Nous nous installons vers le milieu de la salle et à peine quelques minutes plus tard, un homme d'un certain âge vient se placer derrière le micro et se présente sous le nom de Professeur Harris. Il commence alors à nous parler des fondements du droit et je prends des notes, emballée. Il nous introduit le domaine en se basant sur les stratagèmes cités par Schopenhauer dans L'art d'avoir toujours raison. Une chose est sûre, les cours vont être intenses avec lui mais le sujet me passionne alors je me promets d'aller chercher dès aujourd'hui le bouquin à la bibliothèque universitaire. 

— Je vous considèrerai comme talentueux en droit uniquement si vous arrivez à comprendre et appliquer le stratagème numéro trente-cinq. Dès qu'il peut être utilisé, il fait perdre à tous les autres stratagèmes leur utilité. En une phrase : les intérêts sont plus forts que la raison. Au lieu d'essayer d'argumenter avec votre adversaire via l'intellect, il faut en appeler à ses intentions et ses motifs. Cela permet également de rallier l'auditoire sous des mêmes valeurs Cela fait appel à l'humain en chacun de nous C'est faire remarquer que ce qu'il défend est contre ses valeurs.

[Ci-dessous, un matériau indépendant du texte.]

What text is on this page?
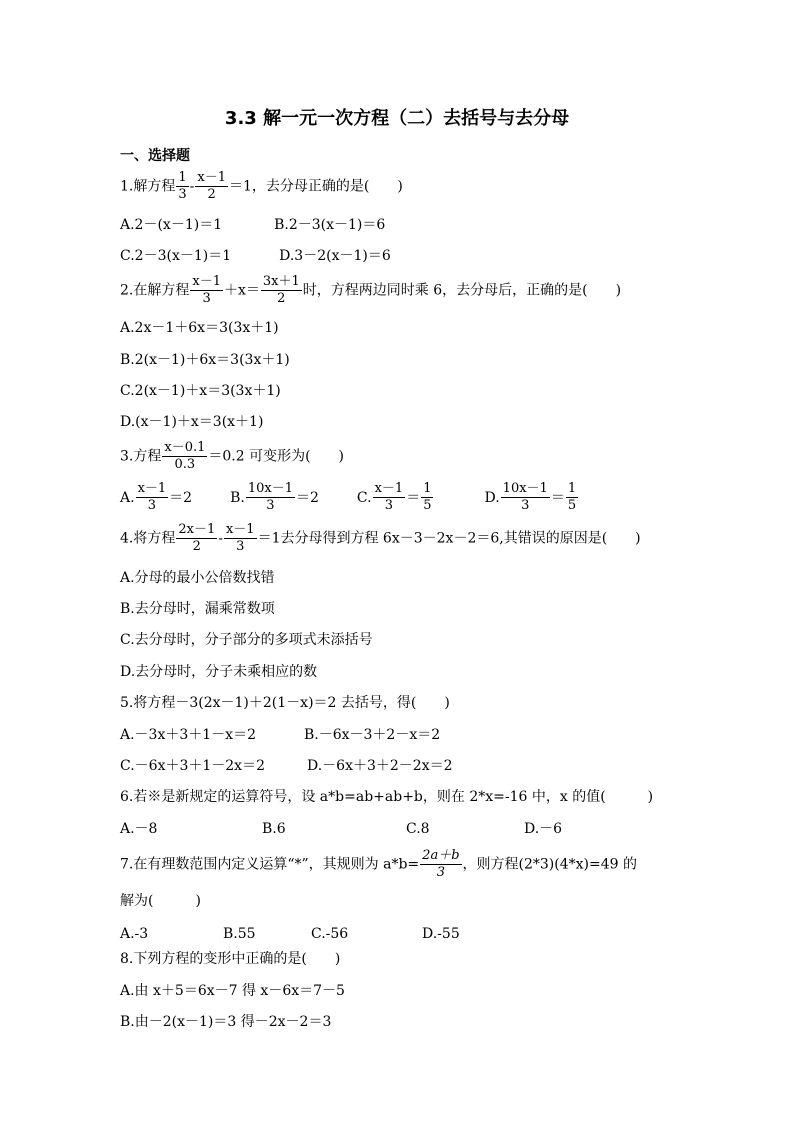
3.3 解一元一次方程（二）去括号与去分母
一、选择题
1.解方程 $\frac{1}{3} - \frac{x-1}{2} =1$，去分母正确的是(　　)
A.2－(x－1)＝1	B.2－3(x－1)＝6
C.2－3(x－1)＝1	D.3－2(x－1)＝6
2.在解方程 $\frac{x-1}{3} +x= \frac{3x+1}{2}$ 时，方程两边同时乘 6，去分母后，正确的是(　　)
A.2x－1＋6x＝3(3x＋1)
B.2(x－1)＋6x＝3(3x＋1)
C.2(x－1)＋x＝3(3x＋1)
D.(x－1)＋x＝3(x＋1)
3.方程 $\frac{x-0.1}{0.3} =0.2$ 可变形为(　　)
A. $\frac{x-1}{3} =2$	B. $\frac{10x-1}{3} =2$	C. $\frac{x-1}{3} = \frac{1}{5}$	D. $\frac{10x-1}{3} = \frac{1}{5}$
4.将方程 $\frac{2x-1}{2} - \frac{x-1}{3} =1$去分母得到方程 6x－3－2x－2＝6,其错误的原因是(　　)
A.分母的最小公倍数找错
B.去分母时，漏乘常数项
C.去分母时，分子部分的多项式未添括号
D.去分母时，分子未乘相应的数
5.将方程－3(2x－1)＋2(1－x)＝2 去括号，得(　　)
A.－3x＋3＋1－x＝2	B.－6x－3＋2－x＝2
C.－6x＋3＋1－2x＝2	D.－6x＋3＋2－2x＝2
6.若※是新规定的运算符号，设 a*b=ab+ab+b，则在 2*x=-16 中，x 的值(　　　)
A.－8	B.6	C.8	D.－6
7.在有理数范围内定义运算“*”，其规则为 $a*b= \frac{2a+b}{3}$ ，则方程(2*3)(4*x)=49 的
解为(　　　)
A.-3	B.55	C.-56	D.-55
8.下列方程的变形中正确的是(　　)
A.由 x＋5＝6x－7 得 x－6x＝7－5
B.由－2(x－1)＝3 得－2x－2＝3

Il balaie l'assemblée du regard et remarque une main levée.

— Je vous écoute, jeune homme. Veuillez décliner votre identité et poser votre question.

— Shun Haley. Cela impliquerait donc que nos opinions puissent diverger de nos valeurs. Les deux termes ne se rejoignent-ils pourtant pas ?

— Je vous félicite pour la pertinence de votre remarque. En effet, d'un point de vue purement...

Je n'entends pas la suite de sa phrase, bien trop concentrée sur le dénommé Shun. Il finit par sentir le poids de mon regard sur lui et ses yeux croisent les miens alors qu'il hausse un sourcil d'une manière qui m'est désormais familière. Parce qu'il le fait à l'identique de son frère. Parce que je suis convaincue qu'il s'agit du petit garçon de la photo avec quelques années en plus.